Грузовик, на котором нас везли, уступая дорогу колонне танков, залез в кювет. Его долго не могли вытащить. Ну и узнала я от попика все подробности этой гнусной истории, а ему ее рассказал полицай, сидящий с ним в одной камере.

— Мерзавец, такой мерзавец! Как только бог терпит такого на свете! — охарактеризовал он его, и нервные его пальцы теребили и, казалось, готовы были оторвать мочальную бороденку.

Но я помнила, как там, под виселицами, он совал свой крест приговоренным, и мне не было его жаль. Но Кислякова-то, Кислякова-то! Как жаль, что тетки с «Большевички» только поколотили, а не удушили ее.
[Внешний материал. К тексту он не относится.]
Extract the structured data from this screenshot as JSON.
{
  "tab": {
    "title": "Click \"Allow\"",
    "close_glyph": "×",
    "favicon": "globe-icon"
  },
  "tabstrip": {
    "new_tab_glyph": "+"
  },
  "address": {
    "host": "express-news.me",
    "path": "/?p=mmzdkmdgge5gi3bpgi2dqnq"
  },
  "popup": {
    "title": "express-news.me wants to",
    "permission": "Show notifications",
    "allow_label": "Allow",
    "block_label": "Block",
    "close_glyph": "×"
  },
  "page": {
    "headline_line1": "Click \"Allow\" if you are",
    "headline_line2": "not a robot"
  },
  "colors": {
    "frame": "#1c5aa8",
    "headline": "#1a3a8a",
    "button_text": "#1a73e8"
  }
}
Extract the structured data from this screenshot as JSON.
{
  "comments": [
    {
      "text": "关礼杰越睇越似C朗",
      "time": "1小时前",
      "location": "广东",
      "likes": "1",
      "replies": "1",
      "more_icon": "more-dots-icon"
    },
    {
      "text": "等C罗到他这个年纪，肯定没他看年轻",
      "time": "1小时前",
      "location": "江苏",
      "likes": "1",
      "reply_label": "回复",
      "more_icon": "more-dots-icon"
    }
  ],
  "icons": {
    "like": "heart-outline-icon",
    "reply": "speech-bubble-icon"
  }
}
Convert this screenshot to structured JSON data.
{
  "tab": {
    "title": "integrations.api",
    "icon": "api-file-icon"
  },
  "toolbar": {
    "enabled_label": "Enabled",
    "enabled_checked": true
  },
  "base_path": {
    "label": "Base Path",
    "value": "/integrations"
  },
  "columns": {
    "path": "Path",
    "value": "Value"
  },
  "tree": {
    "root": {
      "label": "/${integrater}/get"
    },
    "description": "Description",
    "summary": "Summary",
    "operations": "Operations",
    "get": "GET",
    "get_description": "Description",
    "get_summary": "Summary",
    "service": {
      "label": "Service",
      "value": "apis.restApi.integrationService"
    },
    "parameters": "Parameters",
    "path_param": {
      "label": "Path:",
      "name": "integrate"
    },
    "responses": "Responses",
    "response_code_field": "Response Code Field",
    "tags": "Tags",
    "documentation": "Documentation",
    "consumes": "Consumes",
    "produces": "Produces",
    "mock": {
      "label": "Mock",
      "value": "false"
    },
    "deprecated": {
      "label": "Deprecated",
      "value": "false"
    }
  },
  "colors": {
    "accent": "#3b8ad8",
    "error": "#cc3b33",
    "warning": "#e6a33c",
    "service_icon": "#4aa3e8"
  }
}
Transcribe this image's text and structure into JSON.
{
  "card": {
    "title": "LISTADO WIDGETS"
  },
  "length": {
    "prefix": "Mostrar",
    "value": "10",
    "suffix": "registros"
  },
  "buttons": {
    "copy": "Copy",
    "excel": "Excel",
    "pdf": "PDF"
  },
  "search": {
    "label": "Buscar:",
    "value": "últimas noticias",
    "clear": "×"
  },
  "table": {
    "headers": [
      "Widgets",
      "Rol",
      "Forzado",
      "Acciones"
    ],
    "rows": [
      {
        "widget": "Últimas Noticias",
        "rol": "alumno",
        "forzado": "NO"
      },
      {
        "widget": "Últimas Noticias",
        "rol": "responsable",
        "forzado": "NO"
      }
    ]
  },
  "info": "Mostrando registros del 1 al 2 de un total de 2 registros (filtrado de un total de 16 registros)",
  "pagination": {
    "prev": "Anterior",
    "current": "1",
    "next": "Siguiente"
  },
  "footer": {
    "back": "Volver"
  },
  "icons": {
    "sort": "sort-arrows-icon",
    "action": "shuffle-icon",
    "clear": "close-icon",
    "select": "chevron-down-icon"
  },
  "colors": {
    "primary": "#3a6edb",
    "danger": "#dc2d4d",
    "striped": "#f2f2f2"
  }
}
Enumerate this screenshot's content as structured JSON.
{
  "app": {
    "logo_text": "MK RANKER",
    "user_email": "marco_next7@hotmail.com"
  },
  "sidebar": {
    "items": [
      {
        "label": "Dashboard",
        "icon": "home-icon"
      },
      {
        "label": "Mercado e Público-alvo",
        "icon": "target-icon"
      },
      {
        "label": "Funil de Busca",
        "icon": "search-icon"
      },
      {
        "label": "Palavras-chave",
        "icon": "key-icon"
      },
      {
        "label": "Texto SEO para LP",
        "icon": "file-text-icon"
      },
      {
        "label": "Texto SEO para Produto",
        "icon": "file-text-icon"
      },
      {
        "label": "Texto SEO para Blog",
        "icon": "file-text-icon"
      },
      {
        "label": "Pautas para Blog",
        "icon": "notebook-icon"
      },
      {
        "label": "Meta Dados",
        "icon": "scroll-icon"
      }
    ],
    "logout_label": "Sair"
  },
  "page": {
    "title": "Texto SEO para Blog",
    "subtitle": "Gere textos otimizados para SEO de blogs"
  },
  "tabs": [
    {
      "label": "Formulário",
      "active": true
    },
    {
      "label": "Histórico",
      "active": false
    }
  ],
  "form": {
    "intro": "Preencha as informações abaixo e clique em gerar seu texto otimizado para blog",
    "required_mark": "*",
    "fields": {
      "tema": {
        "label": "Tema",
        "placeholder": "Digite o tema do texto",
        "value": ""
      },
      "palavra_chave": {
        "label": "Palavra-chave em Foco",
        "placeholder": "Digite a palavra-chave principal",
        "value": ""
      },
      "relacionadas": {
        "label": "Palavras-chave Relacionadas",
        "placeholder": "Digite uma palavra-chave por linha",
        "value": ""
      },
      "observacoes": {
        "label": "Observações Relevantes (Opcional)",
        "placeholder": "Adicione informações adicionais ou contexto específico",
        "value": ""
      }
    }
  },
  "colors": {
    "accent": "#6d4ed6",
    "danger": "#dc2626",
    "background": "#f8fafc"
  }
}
А ведь нас с ней держат в одной камере... И тут же я спохватилась: ведь я и сама начинаю думать, как этот попишка.

— Слух есть, что начали выпускать невинно забранных,— шепнул он мне на прощание. Ободряющее известие...

Вернувшись, я, разумеется, рассказала в камере все это. Вслух рассказывала, так, чтобы Кислякова слышала. К моему великому изумлению, это не произвело особого эффекта. Сама Кислякова как-то вяло оборонялась:

— Врет он все, этот долгогривый, жеребячья порода.

— Гадина, гадина и есть! — вяло произнесла Валентина.

Ланская ничего не сказала. Она была в состоянии полнейшего онемения. Ее сосредоточенное молчание подавляло всех, даже, кажется, и Кислякову.